Updated: November 1, 2013 6:07AM



VALPARAISO — The city’s parks will become safer in a month for those in emergency situations — with 911 GPS finders.

Likewise, the pathways system of hiking and biking trails will have the same program, if not within a month then in spring.

The Parks Department is putting signs in the parks that give a 911 location, such as “Valpo-17,” which people can give to emergency services should they need to call.

For the pathways, the department will put stickers every quarter mile providing a location that people can give to the 911 operators when necessary.

“This will help with guests that aren’t familiar with the area,” recreation coordinator Dan McGuire said.

Each park will have a sign on the shelter or on an existing sign post, but bigger parks like Rogers-Lakewood and Old Fairgrounds will have multiple ones.

The pathways are possibly more confusing for people because they stretch for miles.

“If you’re on the Cumberland loop, how do you describe where you are,” Parks Director John Seibert said.

The 24 signs and the pathway stickers will come to the city within a month, Seibert told the Park Board at Wednesday’s meeting.
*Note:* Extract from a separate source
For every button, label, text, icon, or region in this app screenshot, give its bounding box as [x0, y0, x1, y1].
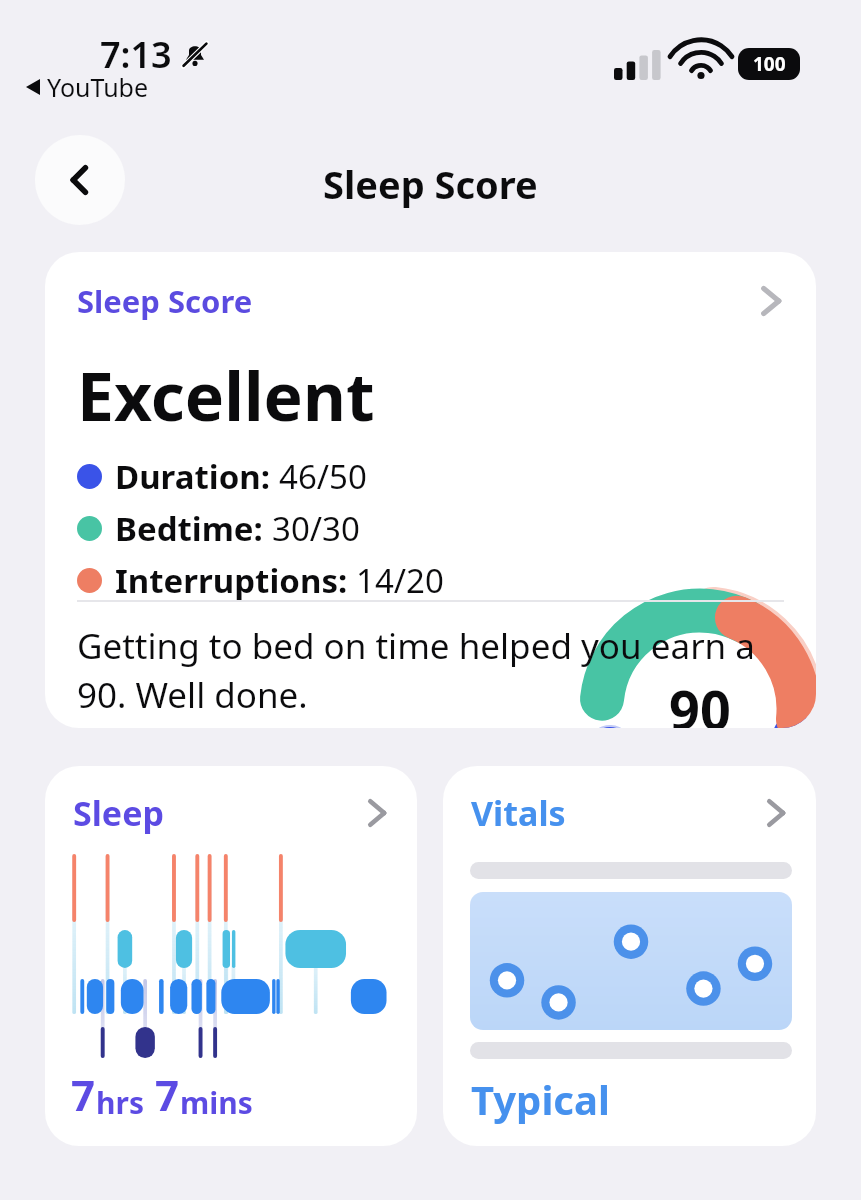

The stickers will be flush with the path because the parks department can’t put sign posts in people’s yards along the pathways.

An early snow could delay the pathway installation until spring.

Also at the meeting, local activist Duane Davison and Executive Director Therese Davis of the Recycling and Waste Reduction District of Porter County joined Seibert in a presentation on introducing recycling to the parks.

They hope to have a program in place come spring, although that will cost about $83,000 for equipment, including a 4-ton pickup, a permanent hopper for the back of the truck, 312 garbage toters and 312 recycling toters.

The toters would be lifted by machine, allowing one worker to handle all the collection.

The department currently collects trash in more than 200 55-gallon barrels at the parks, using two workers to load the barrels on a dump truck and dump them, then return them to the parks.

Davison said there should also be savings in trash tipping fees with the recycling taken out.

Seibert said it would also cut down on worker back injuries.

Davis said her department will help find grants for the project, and Seibert said the parks will look for funding and partners in the project.